AtPFA-DSP5 interacts with MPK3/MPK6 and negatively regulates plant salt responses.

Protein tyrosine phosphatases play essential roles in plant growth and development and in plant responses to biotic or abiotic stresses. We recently demonstrated that an atypical dual-specificity protein tyrosine phosphatase in plants, AtPFA-DSP3 (DSP3), negatively regulates plant salt tolerance. Here, we report that a homolog of DSP3, AtPFA-DSP5 (DSP5), affects the response of plants to high-salt conditions. A loss-of-function mutant of DSP5 showed reduced sensitivity to salt treatment at the seed germination and vegetative stages of development while a gain-of-function mutant of DSP5 showed increased sensitivity to salt stress. The salt responses of dsp3dsp5 double-mutant plants were similar to those of dsp3 and dsp5 single-mutant plants. Gel overlay and firefly luciferase complementation assays showed that DSP5 interacts with MPK3 and MPK6 in vitro and in vivo. These results indicate that DSP5 is a novel negative regulator of salt responses in Arabidopsis that interacts directly with MPK3 and MPK6.

Salinity, a major abiotic stress, affects plants throughout their development – from seed germination to plant growth. Excessive soil salinity affects the absorption of water and nutrients and reduces photosynthesis, energy metabolism, protein synthesis, and lipid metabolism in plants, thus affecting crop growth and yields.[1] Therefore, research on how to improve the salt resistance of plants has become increasingly important.

Protein phosphorylation/dephosphorylation is essential for mediating many biological processes. The protein phosphorylation level in cells is tightly regulated by protein kinases and protein phosphatases. Based on their substrate specificity, protein phosphatases are divided into serine/threonine phosphatases and tyrosine phosphatases (PTPs). PTPs are further classified into tyrosine-specific PTPs and dual-specificity protein phosphatases (DsPTPs), which target both phosphorylated tyrosine and serine/threonine residues.[2] In Arabidopsis, there is only one classical PTP, named AtPTP1. The DsPTPs in Arabidopsis include five well-known mitogen-activated protein kinase phosphatases (MKPs), five plant and fungi atypical dual-specificity phosphatases (PFA-DSPs), three phosphatase and tensin homolog (PTEN) phosphatases, and several other DsPTPs.[3]

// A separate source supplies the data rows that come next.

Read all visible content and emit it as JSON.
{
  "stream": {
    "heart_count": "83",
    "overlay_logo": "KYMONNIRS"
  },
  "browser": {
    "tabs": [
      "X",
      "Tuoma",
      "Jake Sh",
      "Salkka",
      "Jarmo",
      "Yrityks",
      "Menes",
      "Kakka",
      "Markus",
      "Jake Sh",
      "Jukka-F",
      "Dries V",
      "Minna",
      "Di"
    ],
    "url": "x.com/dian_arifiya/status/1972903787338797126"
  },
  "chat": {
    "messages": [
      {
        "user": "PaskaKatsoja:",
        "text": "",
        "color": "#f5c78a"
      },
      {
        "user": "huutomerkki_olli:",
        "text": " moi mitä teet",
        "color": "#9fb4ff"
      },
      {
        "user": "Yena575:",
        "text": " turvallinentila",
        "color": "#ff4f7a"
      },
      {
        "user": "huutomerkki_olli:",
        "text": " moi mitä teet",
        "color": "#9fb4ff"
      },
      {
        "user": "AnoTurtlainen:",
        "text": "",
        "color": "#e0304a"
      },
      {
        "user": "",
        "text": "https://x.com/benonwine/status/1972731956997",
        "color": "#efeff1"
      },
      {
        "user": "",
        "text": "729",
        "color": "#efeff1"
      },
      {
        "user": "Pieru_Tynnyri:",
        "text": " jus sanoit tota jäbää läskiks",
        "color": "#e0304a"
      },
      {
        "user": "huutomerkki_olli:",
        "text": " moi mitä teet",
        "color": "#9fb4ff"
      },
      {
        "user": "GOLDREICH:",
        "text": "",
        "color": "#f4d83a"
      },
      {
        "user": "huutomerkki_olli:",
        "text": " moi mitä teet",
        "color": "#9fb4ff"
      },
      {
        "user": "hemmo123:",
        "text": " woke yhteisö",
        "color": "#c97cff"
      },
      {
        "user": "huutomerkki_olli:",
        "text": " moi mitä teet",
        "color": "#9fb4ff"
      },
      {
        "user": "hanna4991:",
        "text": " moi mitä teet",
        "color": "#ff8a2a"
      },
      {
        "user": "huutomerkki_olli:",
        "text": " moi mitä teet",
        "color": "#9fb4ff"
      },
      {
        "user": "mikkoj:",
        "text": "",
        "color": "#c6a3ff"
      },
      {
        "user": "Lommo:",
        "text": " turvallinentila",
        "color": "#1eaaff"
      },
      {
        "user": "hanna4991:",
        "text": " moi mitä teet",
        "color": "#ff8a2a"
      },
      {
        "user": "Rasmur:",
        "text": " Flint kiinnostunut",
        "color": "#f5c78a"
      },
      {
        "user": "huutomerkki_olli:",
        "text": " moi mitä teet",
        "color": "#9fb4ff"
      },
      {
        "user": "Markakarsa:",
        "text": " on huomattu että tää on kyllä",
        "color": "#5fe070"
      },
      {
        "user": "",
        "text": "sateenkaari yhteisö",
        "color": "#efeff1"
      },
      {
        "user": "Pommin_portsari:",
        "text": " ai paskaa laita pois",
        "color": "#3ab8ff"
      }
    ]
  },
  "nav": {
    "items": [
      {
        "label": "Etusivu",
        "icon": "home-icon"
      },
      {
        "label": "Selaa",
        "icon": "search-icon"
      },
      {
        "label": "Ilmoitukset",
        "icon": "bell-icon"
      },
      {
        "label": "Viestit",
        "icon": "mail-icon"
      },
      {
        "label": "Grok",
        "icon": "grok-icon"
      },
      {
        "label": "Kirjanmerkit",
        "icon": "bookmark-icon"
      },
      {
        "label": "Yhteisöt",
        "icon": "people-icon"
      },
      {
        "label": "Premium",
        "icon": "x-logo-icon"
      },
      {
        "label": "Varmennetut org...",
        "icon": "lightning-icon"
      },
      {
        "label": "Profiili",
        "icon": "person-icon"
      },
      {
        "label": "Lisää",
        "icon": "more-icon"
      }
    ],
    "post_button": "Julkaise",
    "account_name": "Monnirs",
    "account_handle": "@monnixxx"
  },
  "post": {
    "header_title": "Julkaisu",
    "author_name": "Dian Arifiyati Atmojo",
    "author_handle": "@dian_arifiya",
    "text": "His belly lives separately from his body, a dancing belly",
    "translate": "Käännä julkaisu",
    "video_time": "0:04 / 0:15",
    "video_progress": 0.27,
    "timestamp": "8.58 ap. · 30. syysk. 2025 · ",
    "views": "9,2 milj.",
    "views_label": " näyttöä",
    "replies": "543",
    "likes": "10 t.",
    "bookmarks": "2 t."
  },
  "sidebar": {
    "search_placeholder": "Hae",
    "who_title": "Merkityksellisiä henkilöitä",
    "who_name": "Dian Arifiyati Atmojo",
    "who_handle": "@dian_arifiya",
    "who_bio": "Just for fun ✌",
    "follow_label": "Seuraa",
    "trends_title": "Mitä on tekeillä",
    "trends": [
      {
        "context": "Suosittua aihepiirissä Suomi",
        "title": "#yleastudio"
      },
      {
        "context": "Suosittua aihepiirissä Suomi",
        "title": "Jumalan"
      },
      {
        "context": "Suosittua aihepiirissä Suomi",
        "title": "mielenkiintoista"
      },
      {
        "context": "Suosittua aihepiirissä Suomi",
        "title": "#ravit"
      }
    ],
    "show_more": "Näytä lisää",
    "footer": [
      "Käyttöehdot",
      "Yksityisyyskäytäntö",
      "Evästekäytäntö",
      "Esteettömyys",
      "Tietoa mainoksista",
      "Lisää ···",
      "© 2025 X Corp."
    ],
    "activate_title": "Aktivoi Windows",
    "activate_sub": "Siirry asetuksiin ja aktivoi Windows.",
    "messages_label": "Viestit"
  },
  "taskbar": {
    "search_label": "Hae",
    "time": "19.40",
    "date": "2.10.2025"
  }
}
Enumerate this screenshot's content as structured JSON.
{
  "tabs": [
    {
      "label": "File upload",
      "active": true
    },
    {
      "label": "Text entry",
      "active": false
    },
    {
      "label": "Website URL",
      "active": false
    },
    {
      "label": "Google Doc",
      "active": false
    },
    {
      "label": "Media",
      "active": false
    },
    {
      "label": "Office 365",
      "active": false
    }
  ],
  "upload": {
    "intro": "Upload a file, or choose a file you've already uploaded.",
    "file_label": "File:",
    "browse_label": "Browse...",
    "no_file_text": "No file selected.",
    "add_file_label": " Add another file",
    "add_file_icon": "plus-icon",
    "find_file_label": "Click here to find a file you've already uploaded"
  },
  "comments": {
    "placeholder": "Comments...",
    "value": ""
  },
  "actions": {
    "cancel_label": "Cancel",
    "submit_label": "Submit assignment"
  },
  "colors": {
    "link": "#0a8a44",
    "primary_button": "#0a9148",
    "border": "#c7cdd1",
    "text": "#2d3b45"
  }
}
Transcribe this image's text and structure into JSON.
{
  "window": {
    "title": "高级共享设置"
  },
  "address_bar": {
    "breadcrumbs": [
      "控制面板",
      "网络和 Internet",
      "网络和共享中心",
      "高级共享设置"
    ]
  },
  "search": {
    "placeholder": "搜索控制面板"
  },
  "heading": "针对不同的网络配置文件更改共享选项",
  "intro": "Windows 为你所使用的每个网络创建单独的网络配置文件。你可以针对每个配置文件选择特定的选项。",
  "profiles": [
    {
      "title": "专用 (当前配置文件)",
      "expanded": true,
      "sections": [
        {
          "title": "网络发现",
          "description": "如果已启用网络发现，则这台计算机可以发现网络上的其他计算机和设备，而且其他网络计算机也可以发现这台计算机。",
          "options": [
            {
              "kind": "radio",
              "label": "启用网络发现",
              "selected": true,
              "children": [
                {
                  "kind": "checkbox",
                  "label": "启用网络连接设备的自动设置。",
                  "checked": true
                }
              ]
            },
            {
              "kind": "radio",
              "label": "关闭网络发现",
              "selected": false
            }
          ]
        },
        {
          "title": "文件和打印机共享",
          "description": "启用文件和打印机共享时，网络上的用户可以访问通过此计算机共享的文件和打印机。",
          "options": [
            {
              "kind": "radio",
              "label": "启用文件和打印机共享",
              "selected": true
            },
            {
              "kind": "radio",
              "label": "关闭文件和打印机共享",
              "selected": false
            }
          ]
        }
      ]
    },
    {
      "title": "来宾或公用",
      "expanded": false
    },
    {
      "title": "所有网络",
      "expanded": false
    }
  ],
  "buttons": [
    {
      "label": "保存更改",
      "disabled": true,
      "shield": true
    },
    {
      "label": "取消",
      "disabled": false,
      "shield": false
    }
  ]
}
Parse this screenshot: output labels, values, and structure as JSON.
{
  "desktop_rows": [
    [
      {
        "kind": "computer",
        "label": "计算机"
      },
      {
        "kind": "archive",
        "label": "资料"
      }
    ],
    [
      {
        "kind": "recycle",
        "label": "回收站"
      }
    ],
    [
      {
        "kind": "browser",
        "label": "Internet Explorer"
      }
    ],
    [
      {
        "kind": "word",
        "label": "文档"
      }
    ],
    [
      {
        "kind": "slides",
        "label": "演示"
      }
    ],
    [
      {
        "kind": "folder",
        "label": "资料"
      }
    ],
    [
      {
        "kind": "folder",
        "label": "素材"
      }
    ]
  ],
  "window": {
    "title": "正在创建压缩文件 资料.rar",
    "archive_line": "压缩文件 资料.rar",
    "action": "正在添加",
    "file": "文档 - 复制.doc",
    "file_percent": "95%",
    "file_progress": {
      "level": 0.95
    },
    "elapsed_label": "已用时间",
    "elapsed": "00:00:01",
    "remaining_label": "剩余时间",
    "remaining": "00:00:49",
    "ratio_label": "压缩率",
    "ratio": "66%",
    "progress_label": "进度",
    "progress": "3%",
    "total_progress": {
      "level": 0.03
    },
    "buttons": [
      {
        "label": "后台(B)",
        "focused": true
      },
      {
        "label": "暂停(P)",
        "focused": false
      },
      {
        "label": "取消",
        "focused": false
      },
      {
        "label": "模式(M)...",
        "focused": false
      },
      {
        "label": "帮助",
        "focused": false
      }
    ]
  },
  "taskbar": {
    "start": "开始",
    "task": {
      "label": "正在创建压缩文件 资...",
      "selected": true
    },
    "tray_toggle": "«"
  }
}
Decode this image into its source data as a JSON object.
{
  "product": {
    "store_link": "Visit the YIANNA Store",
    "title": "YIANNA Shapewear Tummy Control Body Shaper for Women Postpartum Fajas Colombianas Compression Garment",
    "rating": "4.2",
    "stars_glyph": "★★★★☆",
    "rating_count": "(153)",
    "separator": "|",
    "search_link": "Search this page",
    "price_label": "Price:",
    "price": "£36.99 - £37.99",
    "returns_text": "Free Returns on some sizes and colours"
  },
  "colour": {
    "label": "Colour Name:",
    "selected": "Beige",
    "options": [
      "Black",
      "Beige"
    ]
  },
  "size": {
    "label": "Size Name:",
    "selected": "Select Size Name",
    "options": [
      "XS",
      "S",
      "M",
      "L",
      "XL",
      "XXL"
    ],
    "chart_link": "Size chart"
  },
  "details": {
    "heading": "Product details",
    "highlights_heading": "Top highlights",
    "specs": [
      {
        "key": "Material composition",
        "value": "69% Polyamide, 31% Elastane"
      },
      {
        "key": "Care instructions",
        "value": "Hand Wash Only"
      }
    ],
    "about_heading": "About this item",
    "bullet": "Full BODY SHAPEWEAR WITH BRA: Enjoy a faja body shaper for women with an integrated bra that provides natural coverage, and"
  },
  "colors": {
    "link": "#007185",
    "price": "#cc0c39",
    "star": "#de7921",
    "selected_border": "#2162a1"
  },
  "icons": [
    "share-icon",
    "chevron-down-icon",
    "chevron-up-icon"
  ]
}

PTPs play crucial roles in plant growth and development, as well as in plant responses to external stimuli. For example, plants carrying a mutation in IBR5, an MKP gene, displayed increased leaf serration and aberrant vascular patterning in Arabidopsis.[4] Another MKP gene, PHS1, plays a role in regulating the floral transition in Arabidopsis.[5] Silencing of AtPTEN1 causes pollen cell death after mitosis, suggesting that AtPTEN1 is essential for pollen development.[6] In addition, PTPs were shown to be involved in plant abiotic and biotic stress responses. For example, plants with a loss of function in AtMKP1 display elevated resistance to the bacterium Pseudomonas syringae pv. tomato DC3000.[7] AtPFA-DSP4 and its homolog OsPFA-DSP2 also negatively regulate the pathogen response in plants.[8,9] OsPFA-DSP1, which is induced by drought stress, negatively regulates drought stress responses in rice.[10] Detailed mechanistic studies showed that several PTPs function through the MAPK cascade, which is one of the most important signaling pathways mediating stress responses in plants.[11-14] In Arabidopsis, AtPTP1 and MKP1 influence microtubule stability through interactions with MPK3, MPK4, and MPK6 under conditions of salt stress.[11] In wheat, TMKP1, the homolog of Arabidopsis MKP1, interacts directly with MPK3/MPK6.[15] When TMKP1 is overexpressed in Arabidopsis, the transgenic plants are more tolerant to salt stress and especially lithium chloride stress, through an increase in antioxidant enzyme activity.[16] Recently, we reported that AtPFA-DSP3 (DSP3) encodes a nuclear-localized protein tyrosine phosphatase that negatively regulates salt stress by directly interacting with MPK3/MPK6 and regulating their protein phosphorylation levels.[13] However, our knowledge of the biological functions and regulatory mechanisms of PTPs remains limited.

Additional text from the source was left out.